Exemple : un illustrateur a perçu 2 000 € d’avance d’un éditeur, 1 300 € de droit d’auteur sur l’ensemble de ses publications, 100 € de droits de prêt en bibliothèque (versé par la Sofia, OGC) et facturé 500 € pour des lectures publiques de ses œuvres dans un collège ainsi que 1 000 € d’ateliers d’écriture.

Une partie de son revenu est déclarable en TS : 2 000 + 1 300 + 100 = 3 400 €
L’autre partie est déclarable en BNC : 500 + 1 000 = 1 500 €
Il a le choix entre déclarer chaque type de revenu dans sa « catégorie » (3 400 € en TS et 1 500 € en BNC) ou déclarer l’ensemble de ses revenus (3 400 + 1 500 = 4 900 €) en BNC.

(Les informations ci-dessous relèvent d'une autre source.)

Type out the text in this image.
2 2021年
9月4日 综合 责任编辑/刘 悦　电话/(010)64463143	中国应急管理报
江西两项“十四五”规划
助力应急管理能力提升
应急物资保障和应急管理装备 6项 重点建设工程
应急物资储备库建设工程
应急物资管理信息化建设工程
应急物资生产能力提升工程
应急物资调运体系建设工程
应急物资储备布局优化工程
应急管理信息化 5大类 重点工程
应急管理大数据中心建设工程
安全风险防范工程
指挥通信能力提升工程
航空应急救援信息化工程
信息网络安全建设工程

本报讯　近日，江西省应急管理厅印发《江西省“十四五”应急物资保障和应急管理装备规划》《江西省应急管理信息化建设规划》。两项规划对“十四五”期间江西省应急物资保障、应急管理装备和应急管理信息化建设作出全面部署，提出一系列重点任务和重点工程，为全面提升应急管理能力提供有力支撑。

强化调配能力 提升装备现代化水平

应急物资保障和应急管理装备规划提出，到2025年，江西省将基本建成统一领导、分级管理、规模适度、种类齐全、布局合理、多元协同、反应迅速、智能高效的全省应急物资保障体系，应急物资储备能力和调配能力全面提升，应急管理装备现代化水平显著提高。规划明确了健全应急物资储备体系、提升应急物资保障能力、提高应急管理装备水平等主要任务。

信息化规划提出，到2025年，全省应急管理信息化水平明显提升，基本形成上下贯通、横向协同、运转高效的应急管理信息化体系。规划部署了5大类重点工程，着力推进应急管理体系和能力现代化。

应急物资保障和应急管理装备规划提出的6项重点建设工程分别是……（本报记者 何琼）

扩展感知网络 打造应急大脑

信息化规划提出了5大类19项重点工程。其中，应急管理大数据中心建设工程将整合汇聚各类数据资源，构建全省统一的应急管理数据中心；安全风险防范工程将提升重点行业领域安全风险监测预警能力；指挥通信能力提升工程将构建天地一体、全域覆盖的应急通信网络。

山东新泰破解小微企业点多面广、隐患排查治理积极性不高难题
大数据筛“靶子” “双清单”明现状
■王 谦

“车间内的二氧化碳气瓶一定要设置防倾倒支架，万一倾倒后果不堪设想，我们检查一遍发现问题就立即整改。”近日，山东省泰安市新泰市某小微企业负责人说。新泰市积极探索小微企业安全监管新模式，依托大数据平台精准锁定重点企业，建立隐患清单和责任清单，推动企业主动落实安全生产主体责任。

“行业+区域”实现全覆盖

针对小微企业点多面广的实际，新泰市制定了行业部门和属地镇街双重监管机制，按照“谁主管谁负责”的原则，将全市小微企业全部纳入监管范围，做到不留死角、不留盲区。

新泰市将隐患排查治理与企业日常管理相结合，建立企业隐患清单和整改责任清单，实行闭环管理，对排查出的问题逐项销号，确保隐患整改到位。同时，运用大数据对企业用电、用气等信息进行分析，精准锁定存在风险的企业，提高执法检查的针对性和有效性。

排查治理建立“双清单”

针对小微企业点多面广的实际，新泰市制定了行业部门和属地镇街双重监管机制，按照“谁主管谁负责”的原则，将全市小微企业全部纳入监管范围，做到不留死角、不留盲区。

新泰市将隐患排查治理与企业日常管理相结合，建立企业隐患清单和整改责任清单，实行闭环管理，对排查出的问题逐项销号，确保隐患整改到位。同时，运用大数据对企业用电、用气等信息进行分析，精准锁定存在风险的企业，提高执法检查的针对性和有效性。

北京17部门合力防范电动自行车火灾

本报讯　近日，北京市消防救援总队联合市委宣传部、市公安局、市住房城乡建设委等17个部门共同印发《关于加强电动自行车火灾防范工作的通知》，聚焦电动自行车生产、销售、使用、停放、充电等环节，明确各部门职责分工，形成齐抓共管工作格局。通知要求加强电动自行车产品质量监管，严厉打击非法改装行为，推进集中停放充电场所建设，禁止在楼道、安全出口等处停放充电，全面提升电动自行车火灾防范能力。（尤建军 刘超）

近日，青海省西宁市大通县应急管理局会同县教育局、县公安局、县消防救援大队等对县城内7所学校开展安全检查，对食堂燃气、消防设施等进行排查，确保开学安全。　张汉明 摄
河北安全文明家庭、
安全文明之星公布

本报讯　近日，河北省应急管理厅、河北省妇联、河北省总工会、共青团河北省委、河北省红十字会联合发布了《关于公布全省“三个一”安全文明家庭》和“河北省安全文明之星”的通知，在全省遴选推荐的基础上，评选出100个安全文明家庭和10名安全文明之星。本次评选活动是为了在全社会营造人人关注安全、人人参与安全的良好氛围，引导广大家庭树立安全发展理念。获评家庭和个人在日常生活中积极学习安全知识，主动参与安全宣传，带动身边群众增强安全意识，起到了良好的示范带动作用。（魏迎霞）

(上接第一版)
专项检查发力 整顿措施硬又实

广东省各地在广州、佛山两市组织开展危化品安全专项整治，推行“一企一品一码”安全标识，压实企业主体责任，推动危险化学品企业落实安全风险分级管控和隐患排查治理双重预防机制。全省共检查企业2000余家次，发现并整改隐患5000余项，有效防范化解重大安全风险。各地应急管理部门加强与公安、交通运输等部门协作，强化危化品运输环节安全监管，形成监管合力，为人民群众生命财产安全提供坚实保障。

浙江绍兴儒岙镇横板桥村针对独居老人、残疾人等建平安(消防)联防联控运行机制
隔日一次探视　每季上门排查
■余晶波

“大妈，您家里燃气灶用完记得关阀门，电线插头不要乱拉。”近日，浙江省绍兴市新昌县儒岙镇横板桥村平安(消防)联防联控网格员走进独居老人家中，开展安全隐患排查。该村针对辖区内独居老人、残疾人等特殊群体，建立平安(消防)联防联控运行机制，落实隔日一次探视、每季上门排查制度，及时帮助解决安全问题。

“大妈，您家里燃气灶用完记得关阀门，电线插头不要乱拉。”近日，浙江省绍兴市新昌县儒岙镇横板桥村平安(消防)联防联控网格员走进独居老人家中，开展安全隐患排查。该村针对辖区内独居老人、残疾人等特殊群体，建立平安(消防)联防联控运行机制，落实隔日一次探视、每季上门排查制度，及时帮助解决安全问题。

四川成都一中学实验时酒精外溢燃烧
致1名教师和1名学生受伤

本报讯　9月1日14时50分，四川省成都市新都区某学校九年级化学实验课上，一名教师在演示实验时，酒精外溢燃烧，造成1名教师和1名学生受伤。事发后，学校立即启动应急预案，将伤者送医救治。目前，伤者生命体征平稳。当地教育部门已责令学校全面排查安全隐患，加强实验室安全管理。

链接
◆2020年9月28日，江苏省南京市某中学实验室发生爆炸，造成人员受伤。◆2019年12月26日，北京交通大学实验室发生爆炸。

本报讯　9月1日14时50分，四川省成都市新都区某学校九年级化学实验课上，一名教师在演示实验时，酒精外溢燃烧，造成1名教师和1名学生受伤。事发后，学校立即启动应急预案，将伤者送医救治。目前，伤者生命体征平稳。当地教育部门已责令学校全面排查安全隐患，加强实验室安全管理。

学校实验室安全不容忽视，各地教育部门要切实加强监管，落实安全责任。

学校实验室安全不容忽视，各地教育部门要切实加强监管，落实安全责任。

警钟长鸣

TOUT TS OU TOUT BNC : Les artistes-auteurs qui perçoivent exclusivement des droits d’auteur versés par des EPO doivent les déclarer en TS ou opter pour les déclarer en BNC.

Exemple : une compositrice a perçu 2 500 € de droits d’auteur versés par la SACEM. Elle déclare 2 500 € en TS ou décide d’opter pour les déclarer en BNC.

4/ Quelles incidences des modalités de déclarations fiscales sur le revenu disponible d’un artiste-auteur ?

La CSG et la CDRS sont des impôts prélevés en même temps que les cotisations de sécurité sociale.
La TVA est un impôt indirect (théoriquement payé par le « consommateur final »).
L’impôt sur le revenu (IR) est un impôt direct payé par tout citoyen.

Les choix fiscaux opérés par un artiste-auteur ont une forte incidence sur son revenu disponible. En TS, la CSG et la CRDS ainsi que les cotisations de sécurité sociale sont plus élevées qu’en BNC. Que leurs revenus soient déclarés en TS ou en BNC, les artistes-auteurs sont assujettis à la TVA. Le montant de TVA versé au Trésor public est variable selon les choix fiscaux de l’artiste-auteur (renonciation ou non à la retenue à la source de la TVA, régime de la franchise en base de TVA, régime réel de TVA). Le revenu imposable de l’artiste-auteur dépend à la fois de son mode de déclaration (TS ou BNC et de son option pour frais réels ou forfaitaires) et de ses options concernant la TVA. L’imposition d’un artiste-auteur est généralement plus élevée en TS qu’en BNC.

Nous examinerons dans un autre article les modes de calcul et les incidences financières précises des modalités déclaratives et des choix fiscaux des artistes-auteurs.